Lamont taps Danbury Mayor Roberto Alves as Democratic chair
Nov 27, 2024
Gov. Ned Lamont is installing Danbury Mayor Roberto Alves, an immigrant who leads one of the nation’s most diverse cities, as next chairman of the Democratic State Central Committee, a move underscoring that the governor is keeping his options open about seeking a third term in 2026.
“I like Roberto. He knows the party apparatus pretty well,” Lamont said Wednesday night on his way to the Ansonia-Naugatuck football game on Thanksgiving eve. “I love the fact he’s a mayor and executive who comes out of the business world, as do I. And he can tell a message as to what our party is about.”
Alves will succeed Nancy DiNardo, who had been expected to step down when her term expires in January, the unofficial start of a two-year election cycle that will culminate in a gubernatorial election.
The choice of an urban mayor comes after successive statewide elections in which the urban vote has been shrinking. Lamont needed a strong city vote to win a close election in 2018, but his comfortable reelection in 2022 came on the strength of a suburban vote that more than offset a poor turnout in the cities.
City Democrats have been looking for a sign that Lamont would take an interest in investing in the party’s infrastructure. On Wednesday, he gave it.
Lamont’s official stance about a third term is that he is open to a run but is not close to making a decision. Whether he would take a hand in selecting a new chair or stay on the sidelines was a question that party officials were closely watching.
The governor declined to comment Wednesday on whether his selection of Alves is a sign that a campaign for a third term is, at least, now more likely than not.

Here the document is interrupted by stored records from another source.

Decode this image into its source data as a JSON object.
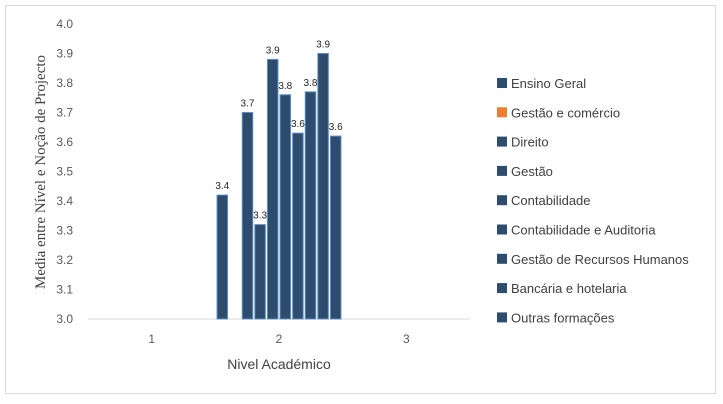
{
  "chart_data": {
    "type": "bar",
    "xlabel": "Nivel Académico",
    "ylabel": "Media entre Nível e Noção de Projecto",
    "categories": [
      "1",
      "2",
      "3"
    ],
    "ylim": [
      3.0,
      4.0
    ],
    "yticks": [
      "3.0",
      "3.1",
      "3.2",
      "3.3",
      "3.4",
      "3.5",
      "3.6",
      "3.7",
      "3.8",
      "3.9",
      "4.0"
    ],
    "grid": false,
    "legend_position": "right",
    "series": [
      {
        "name": "Ensino Geral",
        "color": "#2e4c6d",
        "values": [
          null,
          3.42,
          null
        ],
        "labels": [
          "",
          "3.4",
          ""
        ]
      },
      {
        "name": "Gestão e comércio",
        "color": "#ed7d31",
        "values": [
          null,
          null,
          null
        ],
        "labels": [
          "",
          "",
          ""
        ]
      },
      {
        "name": "Direito",
        "color": "#2e4c6d",
        "values": [
          null,
          3.7,
          null
        ],
        "labels": [
          "",
          "3.7",
          ""
        ]
      },
      {
        "name": "Gestão",
        "color": "#2e4c6d",
        "values": [
          null,
          3.32,
          null
        ],
        "labels": [
          "",
          "3.3",
          ""
        ]
      },
      {
        "name": "Contabilidade",
        "color": "#2e4c6d",
        "values": [
          null,
          3.88,
          null
        ],
        "labels": [
          "",
          "3.9",
          ""
        ]
      },
      {
        "name": "Contabilidade e Auditoria",
        "color": "#2e4c6d",
        "values": [
          null,
          3.76,
          null
        ],
        "labels": [
          "",
          "3.8",
          ""
        ]
      },
      {
        "name": "Gestão de Recursos Humanos",
        "color": "#2e4c6d",
        "values": [
          null,
          3.63,
          null
        ],
        "labels": [
          "",
          "3.6",
          ""
        ]
      },
      {
        "name": "Bancária e hotelaria",
        "color": "#2e4c6d",
        "values": [
          null,
          3.77,
          null
        ],
        "labels": [
          "",
          "3.8",
          ""
        ]
      },
      {
        "name": "Outras formações",
        "color": "#2e4c6d",
        "values": [
          null,
          3.9,
          null
        ],
        "labels": [
          "",
          "3.9",
          ""
        ]
      }
    ],
    "extra_bar": {
      "values": [
        null,
        3.62,
        null
      ],
      "labels": [
        "",
        "3.6",
        ""
      ],
      "color": "#2e4c6d"
    }
  }
}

If Lamont does not run, the choice leaves the state organization with a leader not committed to any of the contenders to succeed him, including Lt. Gov. Susan Bysiewicz.

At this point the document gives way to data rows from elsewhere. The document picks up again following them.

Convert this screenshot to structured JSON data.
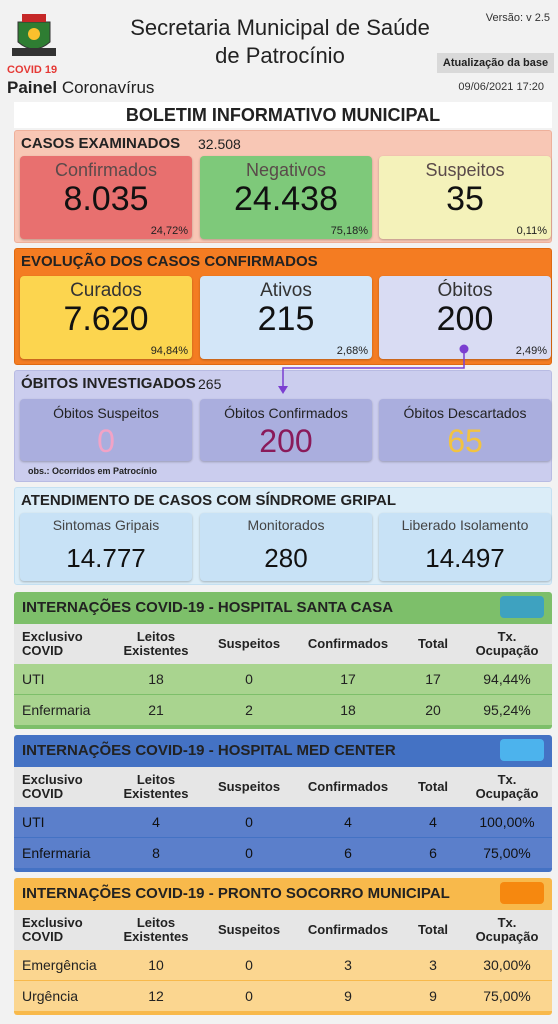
{
  "header": {
    "brand": "COVID 19",
    "panel_bold": "Painel",
    "panel": "Coronavírus",
    "title_line1": "Secretaria Municipal de Saúde",
    "title_line2": "de Patrocínio",
    "version": "Versão: v 2.5",
    "update_label": "Atualização da base",
    "update_time": "09/06/2021 17:20"
  },
  "bulletin_title": "BOLETIM INFORMATIVO MUNICIPAL",
  "sections": [
    {
      "title": "CASOS EXAMINADOS",
      "total": "32.508",
      "cards": [
        {
          "label": "Confirmados",
          "value": "8.035",
          "percent": "24,72%"
        },
        {
          "label": "Negativos",
          "value": "24.438",
          "percent": "75,18%"
        },
        {
          "label": "Suspeitos",
          "value": "35",
          "percent": "0,11%"
        }
      ]
    },
    {
      "title": "EVOLUÇÃO DOS CASOS CONFIRMADOS",
      "cards": [
        {
          "label": "Curados",
          "value": "7.620",
          "percent": "94,84%"
        },
        {
          "label": "Ativos",
          "value": "215",
          "percent": "2,68%"
        },
        {
          "label": "Óbitos",
          "value": "200",
          "percent": "2,49%"
        }
      ]
    },
    {
      "title": "ÓBITOS INVESTIGADOS",
      "total": "265",
      "cards": [
        {
          "label": "Óbitos Suspeitos",
          "value": "0"
        },
        {
          "label": "Óbitos Confirmados",
          "value": "200"
        },
        {
          "label": "Óbitos Descartados",
          "value": "65"
        }
      ]
    },
    {
      "title": "ATENDIMENTO DE CASOS COM SÍNDROME GRIPAL",
      "cards": [
        {
          "label": "Sintomas Gripais",
          "value": "14.777"
        },
        {
          "label": "Monitorados",
          "value": "280"
        },
        {
          "label": "Liberado Isolamento",
          "value": "14.497"
        }
      ]
    }
  ],
  "note": "obs.: Ocorridos em Patrocínio",
  "tables": [
    {
      "title": "INTERNAÇÕES COVID-19 - HOSPITAL SANTA CASA",
      "columns": [
        "Exclusivo COVID",
        "Leitos Existentes",
        "Suspeitos",
        "Confirmados",
        "Total",
        "Tx. Ocupação"
      ],
      "rows": [
        [
          "UTI",
          "18",
          "0",
          "17",
          "17",
          "94,44%"
        ],
        [
          "Enfermaria",
          "21",
          "2",
          "18",
          "20",
          "95,24%"
        ]
      ]
    },
    {
      "title": "INTERNAÇÕES COVID-19 - HOSPITAL MED CENTER",
      "columns": [
        "Exclusivo COVID",
        "Leitos Existentes",
        "Suspeitos",
        "Confirmados",
        "Total",
        "Tx. Ocupação"
      ],
      "rows": [
        [
          "UTI",
          "4",
          "0",
          "4",
          "4",
          "100,00%"
        ],
        [
          "Enfermaria",
          "8",
          "0",
          "6",
          "6",
          "75,00%"
        ]
      ]
    },
    {
      "title": "INTERNAÇÕES COVID-19 - PRONTO SOCORRO MUNICIPAL",
      "columns": [
        "Exclusivo COVID",
        "Leitos Existentes",
        "Suspeitos",
        "Confirmados",
        "Total",
        "Tx. Ocupação"
      ],
      "rows": [
        [
          "Emergência",
          "10",
          "0",
          "3",
          "3",
          "30,00%"
        ],
        [
          "Urgência",
          "12",
          "0",
          "9",
          "9",
          "75,00%"
        ]
      ]
    }
  ]
}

Jimmy Tickey, the party’s vice chair, was interested in succeeding DiNardo. He was an aide to Bysiewicz during her first year as lieutenant governor and now is on the staff of U.S. Rep. Jim Himes, D-4th District.
Bysiewicz praised Alves in a statement: “Roberto Alves exemplifies the very best of our state’s values, immigrating to Connecticut as a child, graduating from Danbury High School, and going to work as a technical sales engineer at Cartus.”

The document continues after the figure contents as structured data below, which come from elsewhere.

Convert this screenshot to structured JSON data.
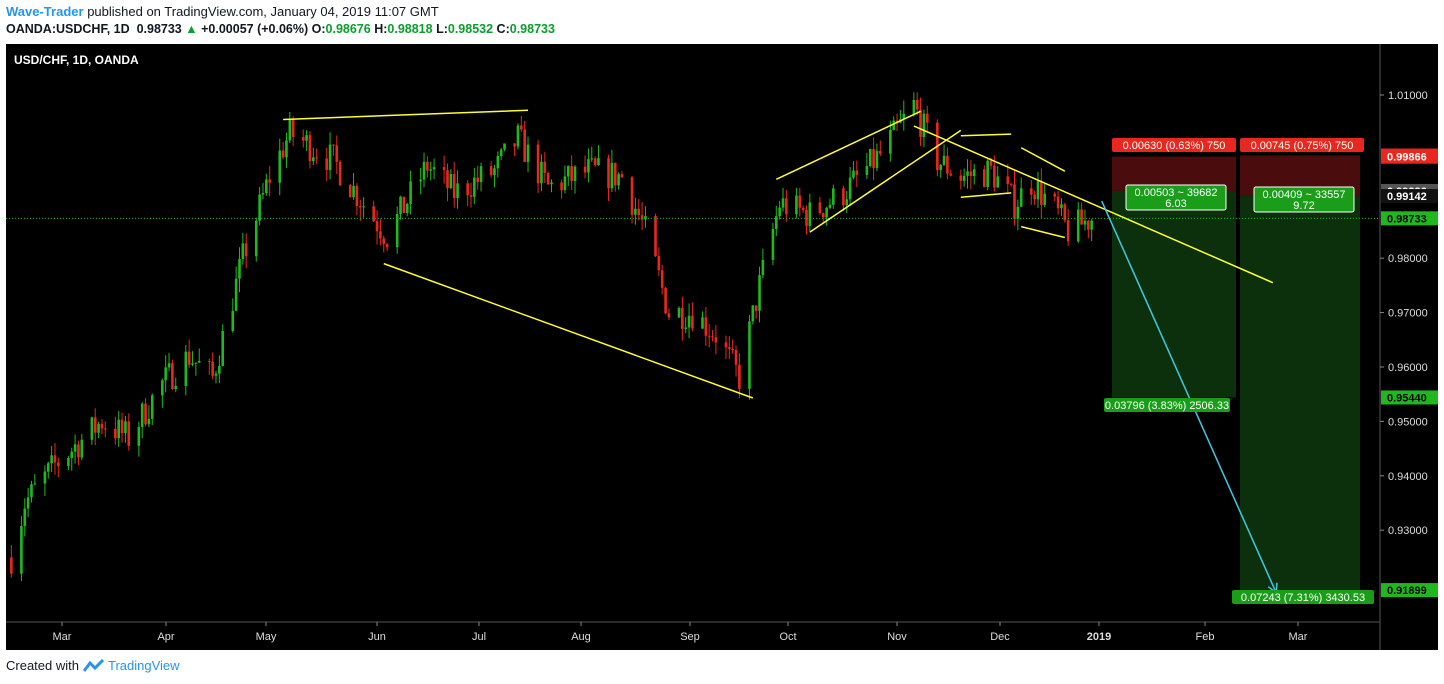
{
  "header": {
    "author": "Wave-Trader",
    "published_text": "published on TradingView.com, January 04, 2019 11:07 GMT",
    "symbol": "OANDA:USDCHF, 1D",
    "last": "0.98733",
    "change_arrow": "▲",
    "change": "+0.00057 (+0.06%)",
    "o_label": "O:",
    "o": "0.98676",
    "h_label": "H:",
    "h": "0.98818",
    "l_label": "L:",
    "l": "0.98532",
    "c_label": "C:",
    "c": "0.98733"
  },
  "footer": {
    "created_with": "Created with",
    "brand": "TradingView"
  },
  "colors": {
    "background": "#000000",
    "up": "#1fb91f",
    "down": "#e8281e",
    "trendline": "#ffff33",
    "projection": "#3ec9e6",
    "stop_zone": "#4a0c0c",
    "target_zone": "#0c300c"
  },
  "chart_data": {
    "type": "candlestick",
    "title": "USD/CHF, 1D, OANDA",
    "x_tick_labels": [
      "Mar",
      "Apr",
      "May",
      "Jun",
      "Jul",
      "Aug",
      "Sep",
      "Oct",
      "Nov",
      "Dec",
      "2019",
      "Feb",
      "Mar"
    ],
    "y_ticks": [
      0.93,
      0.94,
      0.95,
      0.96,
      0.97,
      0.98,
      1.01
    ],
    "y_tick_labels": [
      "0.93000",
      "0.94000",
      "0.95000",
      "0.96000",
      "0.97000",
      "0.98000",
      "1.01000"
    ],
    "ylim": [
      0.9063,
      1.0247
    ],
    "grid": false,
    "current_price": "0.98733",
    "price_anchors": [
      {
        "date": "2018-02-16",
        "price": 0.925
      },
      {
        "date": "2018-02-20",
        "price": 0.935
      },
      {
        "date": "2018-03-01",
        "price": 0.942
      },
      {
        "date": "2018-03-15",
        "price": 0.95
      },
      {
        "date": "2018-03-23",
        "price": 0.947
      },
      {
        "date": "2018-04-02",
        "price": 0.957
      },
      {
        "date": "2018-04-10",
        "price": 0.962
      },
      {
        "date": "2018-04-17",
        "price": 0.958
      },
      {
        "date": "2018-04-26",
        "price": 0.98
      },
      {
        "date": "2018-05-04",
        "price": 0.995
      },
      {
        "date": "2018-05-10",
        "price": 1.003
      },
      {
        "date": "2018-05-23",
        "price": 0.998
      },
      {
        "date": "2018-06-01",
        "price": 0.99
      },
      {
        "date": "2018-06-08",
        "price": 0.984
      },
      {
        "date": "2018-06-20",
        "price": 0.997
      },
      {
        "date": "2018-06-28",
        "price": 0.992
      },
      {
        "date": "2018-07-10",
        "price": 0.996
      },
      {
        "date": "2018-07-17",
        "price": 1.002
      },
      {
        "date": "2018-07-26",
        "price": 0.993
      },
      {
        "date": "2018-08-07",
        "price": 0.996
      },
      {
        "date": "2018-08-17",
        "price": 0.995
      },
      {
        "date": "2018-08-24",
        "price": 0.985
      },
      {
        "date": "2018-08-31",
        "price": 0.97
      },
      {
        "date": "2018-09-07",
        "price": 0.97
      },
      {
        "date": "2018-09-14",
        "price": 0.966
      },
      {
        "date": "2018-09-21",
        "price": 0.958
      },
      {
        "date": "2018-09-27",
        "price": 0.975
      },
      {
        "date": "2018-10-03",
        "price": 0.99
      },
      {
        "date": "2018-10-12",
        "price": 0.988
      },
      {
        "date": "2018-10-22",
        "price": 0.992
      },
      {
        "date": "2018-11-02",
        "price": 0.999
      },
      {
        "date": "2018-11-12",
        "price": 1.008
      },
      {
        "date": "2018-11-19",
        "price": 0.998
      },
      {
        "date": "2018-11-26",
        "price": 0.995
      },
      {
        "date": "2018-12-05",
        "price": 0.996
      },
      {
        "date": "2018-12-12",
        "price": 0.99
      },
      {
        "date": "2018-12-17",
        "price": 0.994
      },
      {
        "date": "2018-12-24",
        "price": 0.989
      },
      {
        "date": "2018-12-28",
        "price": 0.985
      },
      {
        "date": "2019-01-04",
        "price": 0.9873
      }
    ],
    "price_axis_markers": [
      {
        "label": "0.99887",
        "value": 0.99887,
        "style": "red"
      },
      {
        "label": "0.99866",
        "value": 0.99866,
        "style": "red"
      },
      {
        "label": "0.99236",
        "value": 0.99236,
        "style": "grey"
      },
      {
        "label": "0.99142",
        "value": 0.99142,
        "style": "black"
      },
      {
        "label": "0.98733",
        "value": 0.98733,
        "style": "green"
      },
      {
        "label": "0.95440",
        "value": 0.9544,
        "style": "green"
      },
      {
        "label": "0.91899",
        "value": 0.91899,
        "style": "green"
      }
    ],
    "positions": [
      {
        "entry": 0.99236,
        "stop": 0.99866,
        "target": 0.9544,
        "stop_label": "0.00630 (0.63%) 750",
        "ratio_label_1": "0.00503 ~ 39682",
        "ratio_label_2": "6.03",
        "target_label": "0.03796 (3.83%) 2506.33"
      },
      {
        "entry": 0.99142,
        "stop": 0.99887,
        "target": 0.91899,
        "stop_label": "0.00745 (0.75%) 750",
        "ratio_label_1": "0.00409 ~ 33557",
        "ratio_label_2": "9.72",
        "target_label": "0.07243 (7.31%) 3430.53"
      }
    ],
    "trendlines": [
      {
        "from": [
          "2018-05-08",
          1.0055
        ],
        "to": [
          "2018-07-20",
          1.0072
        ]
      },
      {
        "from": [
          "2018-06-07",
          0.979
        ],
        "to": [
          "2018-09-25",
          0.9543
        ]
      },
      {
        "from": [
          "2018-10-02",
          0.9945
        ],
        "to": [
          "2018-11-14",
          1.007
        ]
      },
      {
        "from": [
          "2018-10-12",
          0.9848
        ],
        "to": [
          "2018-11-26",
          1.0035
        ]
      },
      {
        "from": [
          "2018-11-12",
          1.0043
        ],
        "to": [
          "2019-02-27",
          0.9755
        ]
      },
      {
        "from": [
          "2018-11-26",
          1.0025
        ],
        "to": [
          "2018-12-11",
          1.0028
        ]
      },
      {
        "from": [
          "2018-11-26",
          0.9912
        ],
        "to": [
          "2018-12-11",
          0.992
        ]
      },
      {
        "from": [
          "2018-12-14",
          1.0003
        ],
        "to": [
          "2018-12-27",
          0.996
        ]
      },
      {
        "from": [
          "2018-12-14",
          0.9858
        ],
        "to": [
          "2018-12-27",
          0.9838
        ]
      }
    ],
    "projection": {
      "from": [
        "2019-01-07",
        0.9905
      ],
      "to": [
        "2019-02-28",
        0.9185
      ]
    }
  }
}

Alves came to the U.S. in 1989 as a 5-year-old from Brazil, the son of parents who overstayed a tourist visa. He will take over the party’s leadership the same month that Donald J. Trump, who has promised the mass deportation of immigrants in the country without legal status, is inaugurated as president.
In his first race for mayor, Alves never hid nor highlighted his past as an undocumented immigrant.
“I’m hesitant to use it politically, and I don’t talk about it politically, because people are conservative, and it [rubs] on some people the wrong way,” Alves said in 2021.
Alves became a U.S. citizen in 2017. The same year, he ran his first race for an at-large seat on the city council, finishing third on the slate of seven Democrats in a year when only one Democrat won. He won a council seat in 2019.
The choice of state chair is technically up to a vote of the Democratic State Central Committee, but the committee typically defers to the choice of a governor when Democrats hold the office.
Alves is known to be a favorite of the governor. He campaigned for Alves in 2021, when he lost a race for the open mayoral seat, and he broached the idea of him taking over the party once before.
“This time I felt I’m better suited,” said Alves, who was a regional sales executive prior to his election as mayor in 2023. “Now, I’m in the state every night, every morning and every weekend.”
He said his new duties will complement his role as mayor. He noted that mayors often serve on boards — though few as high-profile as the one he will be leading. Alves is a former state treasurer of the party and former Danbury town chair.
DiNardo is in her second stint as state chair. She was first elected in 2005, five years before Dannel P. Malloy was elected governor and ended the Democrats’ 20-year losing streak in gubernatorial races. She was succeeded by Nick Balletto in 2015.
Former Lt. Gov. Nancy Wyman succeeded Balletto as the public choice of Lamont, whose relationship with Balletto was cool, at best. Dinardo returned to the post in 2020 after Wyman stepped down.
“It’s been an honor to lead the Connecticut Democrats, and I thank Gov. Lamont for giving me the opportunity to serve again,” she said in a statement. “Roberto Alves will make a great chairman, and I wish him the very best.”